The researchers imaged seven volunteers with familial AD, who carry presenilin 1 and amyloid precursor protein gene mutations and have an almost 100% chance of developing AD, according to Alison Godbolt, M.B., of the Dementia Research Centre at University College, London.
At the time of the study, these individuals had normal memory. Six healthy volunteers without familial AD were also recruited to serve as controls.
MRS provides information about select chemicals in a specific area of the brain that are involved in metabolism. MRS is performed using the same scanners as magnetic resonance imaging (MRI) and takes about 45 minutes.
The researchers looked at a single voxel along the midline of the posterior cingulate, a region that is known to be involved in AD. They measured the ratio of n-acetylaspartate to creatine and the ratio of myo-inositol to creatine.
Subjects with the genetic mutation had n-acetylaspartate/creatine ratios that were 10% lower and myo-inositol/creatine ratios that were 20% greater than those of the control group. The difference in the myo-inositol/creatine ratios between the two groups did not reach statistical significance. “Interestingly, other researchers have found the same changes in people who already have the disease,” Dr. Godbolt said.
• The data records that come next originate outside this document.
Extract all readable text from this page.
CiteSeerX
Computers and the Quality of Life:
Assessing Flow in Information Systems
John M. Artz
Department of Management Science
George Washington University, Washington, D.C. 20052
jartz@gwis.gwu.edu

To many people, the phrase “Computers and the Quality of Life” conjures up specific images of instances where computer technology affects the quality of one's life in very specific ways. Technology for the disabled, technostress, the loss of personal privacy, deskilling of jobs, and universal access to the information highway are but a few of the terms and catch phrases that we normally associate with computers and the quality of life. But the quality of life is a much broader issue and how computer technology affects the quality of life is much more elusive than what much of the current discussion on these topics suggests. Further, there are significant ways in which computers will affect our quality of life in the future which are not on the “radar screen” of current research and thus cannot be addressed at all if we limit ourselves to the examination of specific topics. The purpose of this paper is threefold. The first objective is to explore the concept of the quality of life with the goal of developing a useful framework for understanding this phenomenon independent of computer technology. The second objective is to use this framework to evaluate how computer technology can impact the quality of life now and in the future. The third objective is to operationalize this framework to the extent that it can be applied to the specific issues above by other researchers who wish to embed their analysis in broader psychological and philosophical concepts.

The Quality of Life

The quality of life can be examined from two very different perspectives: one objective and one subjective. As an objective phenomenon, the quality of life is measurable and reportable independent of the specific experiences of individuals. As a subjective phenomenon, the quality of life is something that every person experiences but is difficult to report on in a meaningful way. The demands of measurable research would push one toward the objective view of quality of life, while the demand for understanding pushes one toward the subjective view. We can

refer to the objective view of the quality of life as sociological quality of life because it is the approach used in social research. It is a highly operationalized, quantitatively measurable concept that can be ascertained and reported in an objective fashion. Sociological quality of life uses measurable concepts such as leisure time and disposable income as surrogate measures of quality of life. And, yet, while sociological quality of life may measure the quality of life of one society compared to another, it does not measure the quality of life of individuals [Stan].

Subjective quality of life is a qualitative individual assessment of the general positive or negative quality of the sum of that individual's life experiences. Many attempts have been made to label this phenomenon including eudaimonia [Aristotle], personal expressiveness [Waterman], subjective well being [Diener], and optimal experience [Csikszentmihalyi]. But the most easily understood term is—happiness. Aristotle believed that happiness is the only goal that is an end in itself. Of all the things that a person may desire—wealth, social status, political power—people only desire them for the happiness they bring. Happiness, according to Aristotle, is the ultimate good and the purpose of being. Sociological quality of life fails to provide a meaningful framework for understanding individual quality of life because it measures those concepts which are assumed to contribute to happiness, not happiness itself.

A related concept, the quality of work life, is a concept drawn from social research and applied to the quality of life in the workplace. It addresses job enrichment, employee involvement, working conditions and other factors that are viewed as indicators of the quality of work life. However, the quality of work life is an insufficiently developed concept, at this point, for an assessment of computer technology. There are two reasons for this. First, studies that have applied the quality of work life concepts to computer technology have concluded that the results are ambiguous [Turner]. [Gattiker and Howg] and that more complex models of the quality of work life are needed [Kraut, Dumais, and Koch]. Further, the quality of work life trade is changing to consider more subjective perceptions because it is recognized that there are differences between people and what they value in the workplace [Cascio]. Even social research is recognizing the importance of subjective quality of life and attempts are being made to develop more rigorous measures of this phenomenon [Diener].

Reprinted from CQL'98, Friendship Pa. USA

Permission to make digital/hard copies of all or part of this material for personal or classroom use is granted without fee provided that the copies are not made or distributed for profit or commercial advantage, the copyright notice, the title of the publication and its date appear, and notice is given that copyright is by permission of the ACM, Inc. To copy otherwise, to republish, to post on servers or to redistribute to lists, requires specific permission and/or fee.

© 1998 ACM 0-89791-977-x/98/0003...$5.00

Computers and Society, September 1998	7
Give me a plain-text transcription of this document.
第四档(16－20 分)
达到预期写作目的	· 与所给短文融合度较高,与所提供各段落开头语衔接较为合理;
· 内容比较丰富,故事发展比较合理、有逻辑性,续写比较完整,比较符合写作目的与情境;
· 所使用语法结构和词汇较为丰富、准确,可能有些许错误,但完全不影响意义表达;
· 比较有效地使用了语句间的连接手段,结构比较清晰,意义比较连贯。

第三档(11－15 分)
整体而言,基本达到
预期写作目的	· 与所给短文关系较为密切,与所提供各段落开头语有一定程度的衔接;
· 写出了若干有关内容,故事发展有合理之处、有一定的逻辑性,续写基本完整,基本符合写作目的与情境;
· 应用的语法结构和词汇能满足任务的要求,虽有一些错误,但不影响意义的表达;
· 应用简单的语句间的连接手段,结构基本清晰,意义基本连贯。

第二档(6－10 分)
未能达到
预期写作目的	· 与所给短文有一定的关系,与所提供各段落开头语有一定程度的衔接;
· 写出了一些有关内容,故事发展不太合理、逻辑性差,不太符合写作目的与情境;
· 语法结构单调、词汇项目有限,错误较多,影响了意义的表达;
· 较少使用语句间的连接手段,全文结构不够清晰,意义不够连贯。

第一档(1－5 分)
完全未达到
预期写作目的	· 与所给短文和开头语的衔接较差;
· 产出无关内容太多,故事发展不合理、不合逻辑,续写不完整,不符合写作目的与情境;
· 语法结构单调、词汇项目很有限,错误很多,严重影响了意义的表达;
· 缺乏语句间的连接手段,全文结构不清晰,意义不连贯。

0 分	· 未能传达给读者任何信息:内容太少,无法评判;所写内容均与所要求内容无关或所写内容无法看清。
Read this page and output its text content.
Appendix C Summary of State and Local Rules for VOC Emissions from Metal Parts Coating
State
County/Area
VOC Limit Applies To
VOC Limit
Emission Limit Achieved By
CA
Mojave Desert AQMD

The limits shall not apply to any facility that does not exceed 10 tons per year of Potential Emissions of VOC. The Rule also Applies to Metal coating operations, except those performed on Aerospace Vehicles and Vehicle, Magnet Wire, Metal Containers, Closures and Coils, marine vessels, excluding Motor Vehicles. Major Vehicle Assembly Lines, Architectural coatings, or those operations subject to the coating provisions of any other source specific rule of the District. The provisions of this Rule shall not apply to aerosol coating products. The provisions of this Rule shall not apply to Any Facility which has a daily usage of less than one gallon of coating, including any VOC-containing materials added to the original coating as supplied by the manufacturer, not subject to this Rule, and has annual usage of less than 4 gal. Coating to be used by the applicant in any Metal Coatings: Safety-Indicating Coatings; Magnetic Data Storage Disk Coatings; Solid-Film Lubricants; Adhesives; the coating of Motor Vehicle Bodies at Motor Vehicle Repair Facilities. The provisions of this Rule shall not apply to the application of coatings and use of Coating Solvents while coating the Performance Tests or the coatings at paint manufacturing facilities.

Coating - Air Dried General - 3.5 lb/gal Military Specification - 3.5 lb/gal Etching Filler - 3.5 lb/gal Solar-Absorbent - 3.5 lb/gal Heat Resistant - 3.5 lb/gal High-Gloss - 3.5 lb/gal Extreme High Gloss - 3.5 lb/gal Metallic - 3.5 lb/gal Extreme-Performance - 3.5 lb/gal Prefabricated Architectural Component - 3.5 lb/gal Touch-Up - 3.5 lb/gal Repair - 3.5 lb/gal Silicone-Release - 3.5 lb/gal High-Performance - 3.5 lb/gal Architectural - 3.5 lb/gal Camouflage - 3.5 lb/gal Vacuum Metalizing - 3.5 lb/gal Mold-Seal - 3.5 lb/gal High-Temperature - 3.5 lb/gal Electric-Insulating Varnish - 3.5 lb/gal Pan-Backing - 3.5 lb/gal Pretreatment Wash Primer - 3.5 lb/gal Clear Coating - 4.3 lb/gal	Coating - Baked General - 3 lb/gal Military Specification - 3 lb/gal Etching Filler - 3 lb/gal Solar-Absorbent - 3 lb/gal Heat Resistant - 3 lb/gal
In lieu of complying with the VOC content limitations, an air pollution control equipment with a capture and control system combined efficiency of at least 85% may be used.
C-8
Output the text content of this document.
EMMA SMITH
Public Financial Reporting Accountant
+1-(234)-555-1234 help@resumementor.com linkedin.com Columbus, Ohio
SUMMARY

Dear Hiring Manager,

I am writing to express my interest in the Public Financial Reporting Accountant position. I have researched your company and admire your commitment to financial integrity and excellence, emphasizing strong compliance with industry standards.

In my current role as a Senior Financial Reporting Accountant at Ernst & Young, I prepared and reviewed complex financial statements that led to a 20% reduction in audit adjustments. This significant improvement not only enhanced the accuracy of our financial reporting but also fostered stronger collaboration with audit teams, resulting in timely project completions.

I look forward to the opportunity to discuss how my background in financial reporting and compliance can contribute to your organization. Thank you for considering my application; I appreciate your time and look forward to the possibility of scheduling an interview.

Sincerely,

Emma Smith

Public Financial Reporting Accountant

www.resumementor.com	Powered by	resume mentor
Reduced levels of n-acetylaspartate are thought to be due to nerve cell dysfunction and loss; increased myo-inositol levels are thought to be due to increased inflammation. In addition, the volunteers with the gene mutation who were closest to their predicted age of onset had the most abnormal levels of these two chemicals, “suggesting a gradual buildup of changes over the several years before symptoms begin,” she said.
Screening via Hippocampal Size
Reduced hippocampal volume on MRI, combined with the results of the Mini Mental State Examination (MMSE), appears to do a better job of identifying patients with mild cognitive impairment (MCI) and AD than MMSE alone, according to a poster presented by Claire K. Sandstrom, who is a medical student at Duke University in Durham, N.C., and her colleagues.
Several recent studies have shown that individuals with MCI have smaller hippocampal volumes on MRI, compared with healthy controls. This is especially true for those subgroups of individuals with MCI, who later convert to AD.
The researchers evaluated 18 volunteers (11 men) with MCI and 17 volunteers (8 men) with normal cognition with the MMSE and MRI. Those with MCI were age 74 years on average and had a mean MMSE score of 27, while the control group was age 70 years on average and had a mean score of 28, Ms. Sandstrom told this newspaper.
Hippocampal atrophy was greater in the volunteers with MCI than in the controls. Left hippocampal volume was significantly smaller than on the right only in people with MCI.
The researchers developed receiver operating characteristic curves to evaluate the ability of left hippocampal volume, right hippocampal volume, MMSE score, and the combination of left hippocampal volume and MMSE score to accurately identify patients with AD and MCI. After analyzing these curves, the researchers concluded that left hippocampal volume was superior to MMSE alone in identifying patients with AD and MCI. “Left hippocampal volume added significantly to the discriminatory capacity of the MMSE scores for differentiating between cognitively normal individuals and those with MCI,” the authors wrote.
DTI Reveals Brain Changes in MCI
Researchers have identified changes in the left and right anterior hippocampus and amygdala in patients with MCI and in those with mild cognitive complaints but not in cognitively normal subjects, using diffusion-tensor imaging (DTI).
The researchers imaged 27 individuals with MCI (mean age 74 years), 25 individuals with cognitive complaints (mean age 73 years), and 33 healthy controls (mean age 72 years), according to a poster presented by John D. West of the Brain Imaging Lab at Dartmouth College in Hanover, N.H., and his colleagues.
The participants were drawn from the ongoing Dartmouth Memory and Aging Study. The groups were balanced for age, education, and sex. They also were assessed using the California Verbal Learning Test.
DTI reveals disruptions of the white matter tracts that are not visible on MRI. Within white matter, water moves parallel to tracts. Conventional MRI can distinguish white from gray matter but can provide very little detail about the white matter; MRI cannot observe or quantify specific fiber tract directions.